- Coat of arms
- Location of Erpolzheim within Bad Dürkheim district
- Erpolzheim Erpolzheim
- Coordinates: 49°29′21″N 08°13′28″E﻿ / ﻿49.48917°N 8.22444°E
- Country: Germany
- State: Rhineland-Palatinate
- District: Bad Dürkheim
- Municipal assoc.: Freinsheim

Government
- • Mayor (2019–24): Alexander Kurt Bergner

Area
- • Total: 3.60 km^{2} (1.39 sq mi)
- Elevation: 100 m (300 ft)

Population (2022-12-31)
- • Total: 1,343
- • Density: 370/km^{2} (970/sq mi)
- Time zone: UTC+01:00 (CET)
- • Summer (DST): UTC+02:00 (CEST)
- Postal codes: 67167
- Dialling codes: 06353
- Vehicle registration: DÜW

= Erpolzheim =

Erpolzheim is an Ortsgemeinde – a municipality belonging to a Verbandsgemeinde, a kind of collective municipality – in the Bad Dürkheim district in Rhineland-Palatinate, Germany.

== Geography ==

=== Location ===
The municipality lies in the Palatinate on the German Wine Route. Erpolzheim belongs to the Verbandsgemeinde of Freinsheim, whose seat is in the like-named town.

== History ==
In 781, the municipality had its first documentary mention as Erbholfesheim.

== Politics ==

=== Municipal council ===
The council is made up of 16 council members, who were elected at the municipal election held on 7 June 2009, and the honorary mayor as chairman.

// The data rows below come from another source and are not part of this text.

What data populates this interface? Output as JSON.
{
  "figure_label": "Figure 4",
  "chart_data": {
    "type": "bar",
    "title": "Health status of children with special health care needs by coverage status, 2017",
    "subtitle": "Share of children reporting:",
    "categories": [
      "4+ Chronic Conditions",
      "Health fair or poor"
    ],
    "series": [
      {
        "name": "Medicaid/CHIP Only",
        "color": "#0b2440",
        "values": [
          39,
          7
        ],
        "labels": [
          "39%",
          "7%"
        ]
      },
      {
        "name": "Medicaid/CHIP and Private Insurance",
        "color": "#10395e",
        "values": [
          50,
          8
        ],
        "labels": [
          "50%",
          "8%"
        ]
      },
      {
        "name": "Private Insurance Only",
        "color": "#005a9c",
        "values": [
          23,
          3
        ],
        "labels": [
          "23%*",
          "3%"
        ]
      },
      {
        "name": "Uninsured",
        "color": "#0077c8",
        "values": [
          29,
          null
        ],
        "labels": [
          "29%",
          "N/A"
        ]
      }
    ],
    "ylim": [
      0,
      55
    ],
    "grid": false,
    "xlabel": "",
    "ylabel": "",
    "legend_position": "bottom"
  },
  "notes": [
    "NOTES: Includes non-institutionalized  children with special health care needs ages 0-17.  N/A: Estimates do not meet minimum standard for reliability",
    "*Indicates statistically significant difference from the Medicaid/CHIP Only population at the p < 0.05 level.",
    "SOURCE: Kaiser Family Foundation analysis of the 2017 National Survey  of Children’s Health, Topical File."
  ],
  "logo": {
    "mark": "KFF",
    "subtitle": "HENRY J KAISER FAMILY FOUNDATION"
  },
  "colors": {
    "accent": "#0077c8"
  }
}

The municipal election held on 7 June 2009 yielded the following results:
| | SPD | CDU | FWG | Total |
| 2009 | 5 | 4 | 7 | 16 seats |
| 2004 | 5 | 6 | 5 | 16 seats |

=== Coat of arms ===
The German blazon reads: Von Blau und Silber gespalten, rechts ein halber rotbewehrter silberner Adler am Spalt, links eine aufgerichtete blaue Weintraube mit grünen Blättern.

The municipality’s arms might in English heraldic language be described thus: Per pale azure issuant from the line of partition an eagle displayed argent armed and langued gules, and argent a bunch of grapes slipped proper reversed.

The village’s oldest known seal from the 16th century bears the eagle as a charge, the device also borne by the Counts of Leiningen, who held the local lordship. Late in that same century, the grapes were added to stand for winegrowing. Some later seals, however, showed another plant with three leaves. The current arms are based on seals from the 16th and 17th centuries. They have been borne since 17 July 1952.

== Culture and sightseeing==

=== Regular events ===
Each year in May, a culinary walking tour is held for fruit, asparagus and wine with 16 sampling stops offering homemade treats amidst the blossoming fruit groves and vineyards.

Along the 6.5 km walking circuit one finds, besides asparagus dishes, also other specialities and Erpolzheim wines.

Each year on the second-last weekend in August, the Weinkerwe (wine fair) is held.

At the Erpolzheimer Martinsmarkt (market) in November, artists display their works in the open courtyards.

== Economy and infrastructure ==

=== Wine ===
In Erpolzheim, the following wineries and wine estates can be found:
- Weingut Hubach
- Winzerhof Horst Koch
- Weingut Kohl
- Weingut Herbert Koob & Sohn
- Winzerhof Ruth Mayer
- Weingut Veddeler

=== Transport ===
Erpolzheim lies on the single-track Neustadt an der Weinstrasse - Bad Dürkheim - Freinsheim – Grünstadt railway line and it has a stop with a lovely railway station building, although it is not used as such, but rather as a house. In the village centre up by the church is a bus stop served by buses on the Busverkehr Rhein-Neckar (BRN) route 453.

== Notable people ==

=== Sons and daughters of the town ===
- Georg Ludwig von Maurer (1790–1872), jurist, legal historian and politician.